The goal of v0.1.0 is to stay small, readable, and practical for ML systems workflows where model performance matters as much as model quality.

Why This Library Matters

A model with good accuracy can still be too slow, too large, or too memory-heavy for production use.

TinyTorchProfiler helps answer practical deployment questions:

  • How many parameters does this model have?
  • How many parameters are trainable?
  • How large is the model in memory?
  • What is the average forward-pass latency?
  • Which layers are the slowest?
  • Which layers create the largest activations?
  • Does this model look suitable for deployment constraints?

Installation

From the project root, install the package in editable mode:

pip install -e .

For development, install the optional test dependencies:

pip install -e ".[dev]"

You can also install dependencies directly:

pip install -r requirements.txt

Quickstart

from torch import nn

from tinytorchprofiler import profile_model


model = nn.Sequential(
    nn.Linear(128, 64),
    nn.ReLU(),
    nn.Linear(64, 10),
)

report = profile_model(
    model,
    input_shape=(1, 128),
    device="cpu",
    warmup=5,
    runs=20,
)

report.summary()
report.to_csv("profile.csv")

Show package metadata:

import tinytorchprofiler as tinyprofiler

tinyprofiler.show()

Check whether the model fits a deployment budget:

budget = report.check_budget(
    max_latency_ms=30,
    max_model_size_mb=25,
    max_parameters=5_000_000,
)

print(budget["passed"])
print(budget["checks"])

Score the model for a built-in deployment target:

score = report.deployment_score("edge_cpu")

print(score["score"])
print(score["bottlenecks"])

Use strict custom deployment budgets:

score = report.deployment_score(
    target="custom",
    max_latency_ms=0.1,
    max_model_size_mb=0.001,
)

print(score["passed"])
print(score["score"])

Core API

from tinytorchprofiler import profile_model

report = profile_model(
    model,
    input_shape=(1, 3, 224, 224),
    device="cpu",
    warmup=5,
    runs=20,
)

report.summary()
report.to_dict()
report.to_csv("profile.csv")

Supported Metrics

TinyTorchProfiler v0.1.2 supports:

  • Total parameter count
  • Trainable parameter count
  • Estimated model size in MB
  • Average forward-pass latency in milliseconds
  • CPU profiling
  • CUDA profiling when available
  • Layer-wise names
  • Layer-wise module types
  • Layer-wise input and output shapes
  • Layer-wise parameter counts
  • Approximate activation size in MB
  • Approximate layer-wise forward latency
  • Deployment budget checks
  • Deployment readiness score for built-in and custom targets

Deployment Readiness

TinyTorchProfiler can check model metrics against production-style deployment budgets:

result = report.check_budget(
    max_latency_ms=30,
    max_model_size_mb=25,
    max_parameters=5_000_000,
    max_activation_size_mb=64,
)

It can also calculate a simple 0-100 deployment readiness score:

score = report.deployment_score("edge_cpu")

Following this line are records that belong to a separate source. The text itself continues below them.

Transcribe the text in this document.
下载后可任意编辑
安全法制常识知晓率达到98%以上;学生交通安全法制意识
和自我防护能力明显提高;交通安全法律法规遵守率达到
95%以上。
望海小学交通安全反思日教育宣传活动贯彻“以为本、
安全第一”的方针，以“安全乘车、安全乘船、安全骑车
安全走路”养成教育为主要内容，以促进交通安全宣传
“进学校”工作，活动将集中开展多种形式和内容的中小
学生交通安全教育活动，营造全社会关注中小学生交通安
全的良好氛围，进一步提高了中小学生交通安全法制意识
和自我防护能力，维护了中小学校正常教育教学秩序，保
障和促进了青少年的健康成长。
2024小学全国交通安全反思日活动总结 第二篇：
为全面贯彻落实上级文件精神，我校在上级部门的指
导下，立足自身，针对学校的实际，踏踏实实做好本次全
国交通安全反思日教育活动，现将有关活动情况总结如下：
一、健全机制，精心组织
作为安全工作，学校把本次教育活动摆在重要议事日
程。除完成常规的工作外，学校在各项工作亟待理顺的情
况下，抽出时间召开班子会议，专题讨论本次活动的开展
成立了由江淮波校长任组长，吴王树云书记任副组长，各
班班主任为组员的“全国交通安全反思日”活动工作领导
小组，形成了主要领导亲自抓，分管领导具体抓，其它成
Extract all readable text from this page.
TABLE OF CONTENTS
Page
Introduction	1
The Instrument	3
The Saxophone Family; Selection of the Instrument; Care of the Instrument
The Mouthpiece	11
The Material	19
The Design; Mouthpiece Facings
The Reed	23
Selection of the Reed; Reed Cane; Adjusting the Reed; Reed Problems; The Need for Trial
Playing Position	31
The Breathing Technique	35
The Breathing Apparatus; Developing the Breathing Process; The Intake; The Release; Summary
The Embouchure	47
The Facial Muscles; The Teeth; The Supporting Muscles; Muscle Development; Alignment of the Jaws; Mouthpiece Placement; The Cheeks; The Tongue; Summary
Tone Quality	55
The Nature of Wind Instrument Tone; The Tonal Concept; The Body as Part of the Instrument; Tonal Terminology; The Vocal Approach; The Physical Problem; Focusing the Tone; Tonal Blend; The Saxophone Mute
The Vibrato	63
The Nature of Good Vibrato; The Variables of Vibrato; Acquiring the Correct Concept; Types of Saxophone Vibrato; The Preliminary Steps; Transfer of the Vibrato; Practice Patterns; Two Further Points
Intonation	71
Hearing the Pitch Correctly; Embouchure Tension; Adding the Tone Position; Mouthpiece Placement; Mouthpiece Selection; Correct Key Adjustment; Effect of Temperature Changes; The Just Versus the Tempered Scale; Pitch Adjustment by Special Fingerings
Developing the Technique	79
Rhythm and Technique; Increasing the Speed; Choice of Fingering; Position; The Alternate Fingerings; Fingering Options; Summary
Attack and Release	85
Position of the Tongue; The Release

You can override any built-in target budget:

score = report.deployment_score(
    "edge_cpu",
    max_latency_ms=10,
)

You can also use a fully custom target:

score = report.deployment_score(
    target="custom",
    max_latency_ms=0.1,
    max_model_size_mb=0.001,
    max_parameters=1_000,
    max_activation_size_mb=1,
)

Built-in targets:

  • edge_cpu
  • mobile
  • server_cpu
  • realtime_webcam
  • custom

The score is a lightweight heuristic based on latency, model size, parameter count, and activation memory. It is intended as a fast first-pass signal, not a replacement for production benchmarking on real hardware.

Device Support

CPU profiling is supported by default:

report = profile_model(model, input_shape=(1, 3, 224, 224), device="cpu")

CUDA profiling is supported when PyTorch detects an available CUDA device:

report = profile_model(model, input_shape=(1, 3, 224, 224), device="cuda")

For CUDA timing, TinyTorchProfiler synchronizes the device around measured regions with torch.cuda.synchronize().

Examples

Profile a small CNN:

python examples/01_profile_simple_cnn.py

This prints a summary and writes:

simple_cnn_profile.csv

Profile a torchvision model if torchvision is installed:

python examples/02_profile_torchvision_model.py

If torchvision is missing, the example exits gracefully with a short message.

Testing

Run the test suite with:

pytest

The v0.1.0 tests cover:

  • Parameter counting
  • Trainable parameter counting
  • Model size estimation
  • Tensor size estimation
  • Report serialization with to_dict()
  • Basic end-to-end profiling on a tiny model

Notes on Profiling

TinyTorchProfiler uses PyTorch forward passes and hooks.

Layer-wise latency is approximate. It is useful for identifying likely bottlenecks, but exact timing can vary depending on hardware, backend libraries, CPU load, CUDA synchronization, and model structure.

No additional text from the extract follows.